Frühe Porträtfotografie und aktuelle Straßenfotografie aus Indien.
Seit den ersten Tagen der Kalotypie setzte der eigenartige Dreifuß mit seiner geheimnisvollen Kammer und seinem Messingmund die Einwohner dieses Landes davon in Kenntnis, dass ihre Eroberer auch andere Instrumente als die prächtigen Kanonen ihrer Artillerie erfunden haben, Instrumente, deren Erscheinungsbild vielleicht nicht minder verdächtig anmutete, die ihr Ziel jedoch mit weniger Lärm und Rauch erreichten [Samuel Bourne]
Das Thema des 5. Europäischen Monats der Fotografie Berlin »Der Blick des Anderen« passt auf die beiden Ausstellungen, die ich am vergangenen Wochenende gesehen habe, sehr genau zu: Im Museum für Fotografie in der Jebensstraße sind noch bis zum 21.10.2012 an die 300 frühe Porträtfotografien aus Indien unter dem Titel »Das Koloniale Auge« zu sehen und in der Bürogemeinschaft KOMET/ Galerie in der Prinzen-straße, zeigt Dr. Carola Muysers »indianROAD«, aktuelle Fotografien aus Indien von Beate Spitzmüller (siehe hier).
Das Koloniale Auge: Der verbindende Aspekt dieser Porträts aus den Anfängen der Fotografie ist der spezifisch europäische Blick. Die Bewohner sollten im Auftrag von Kolonialherren, Missionaren, Ethnologen und Händlern inventarisiert und vermessen werden. Die Fotos sind in die Rubriken Adel, Jenseits des Adels, Sadhus (=Entsager), Kasten, Berufe und Adivasi (= Ureinwohner) unterteilt. Wir als Besucher sehen nur, was Fotografen wie Samuel Bourne, Sheperd & Robertson und John Burke sehen wollten: die Pracht der Oberschicht, die Inventarisierung der einzelnen Kasten, die schmerzhaften Rituale der Asketen und die Ärmlichkeit der Ureinwohner. Die Ästhetik dieser fast 300 Fotos ist beeindruckend, den geschichtlichen Hintergrund aber sollte man dabei als Besucher nicht vergessen (Video zur Ausstellung).
indianROAD: Beate Spitzmüller hat ihre großen Farbfotografien vom bunten Treiben in den indischen Städten geschickt mit kleineren Schwarz/Weiß-Aufnahmen schlafender Menschen auf öffentlichen Straßen und Plätzen kombiniert.
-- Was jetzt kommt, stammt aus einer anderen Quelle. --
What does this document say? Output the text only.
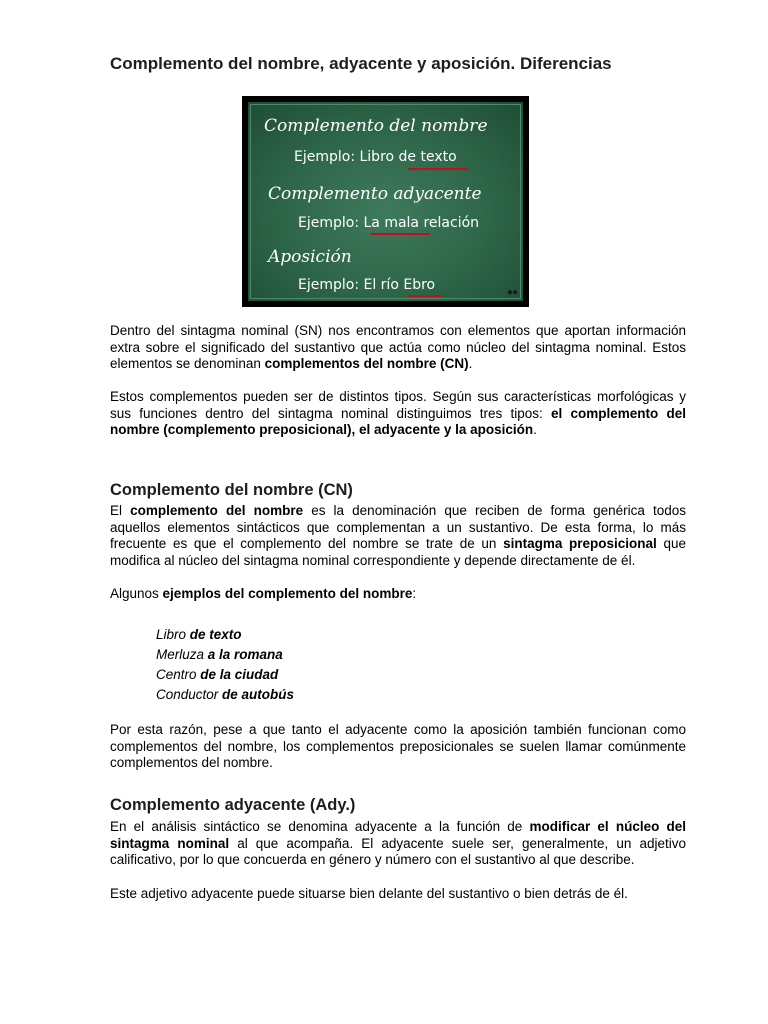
Complemento del nombre, adyacente y aposición. Diferencias
Complemento del nombre
Ejemplo: Libro de texto
Complemento adyacente
Ejemplo: La mala relación
Aposición
Ejemplo: El río Ebro	●●

Dentro del sintagma nominal (SN) nos encontramos con elementos que aportan información extra sobre el significado del sustantivo que actúa como núcleo del sintagma nominal. Estos elementos se denominan complementos del nombre (CN).

Estos complementos pueden ser de distintos tipos. Según sus características morfológicas y sus funciones dentro del sintagma nominal distinguimos tres tipos: el complemento del nombre (complemento preposicional), el adyacente y la aposición.

Complemento del nombre (CN)

El complemento del nombre es la denominación que reciben de forma genérica todos aquellos elementos sintácticos que complementan a un sustantivo. De esta forma, lo más frecuente es que el complemento del nombre se trate de un sintagma preposicional que modifica al núcleo del sintagma nominal correspondiente y depende directamente de él.

Algunos ejemplos del complemento del nombre:

Libro de texto
Merluza a la romana
Centro de la ciudad
Conductor de autobús

Por esta razón, pese a que tanto el adyacente como la aposición también funcionan como complementos del nombre, los complementos preposicionales se suelen llamar comúnmente complementos del nombre.

Complemento adyacente (Ady.)

En el análisis sintáctico se denomina adyacente a la función de modificar el núcleo del sintagma nominal al que acompaña. El adyacente suele ser, generalmente, un adjetivo calificativo, por lo que concuerda en género y número con el sustantivo al que describe.

Este adjetivo adyacente puede situarse bien delante del sustantivo o bien detrás de él.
Sie ist durch Indien gereist, nicht als Ethnographin, sondern eher als teilnehmende Beobachterin, die sich ungezwungen und mit vorurteilsfreiem Blick im Land bewegt. Ihre farbigen Arbeiten zeigen oftmals im Hintergrund überdimensionierte, bunte Reklametafeln vor denen die Menschen eher klein wirken und erinnern ästhetisch an sogenannte »Bollywood-Filme«. Die Ablichtungen schlafender Menschen bilden schon rein farblich einen starken Kontrast hierzu und obwohl eine für europäische Verhältnisse sehr intime Szene wiedergegeben wird, sind ihre Arbeiten niemals voyeuristisch.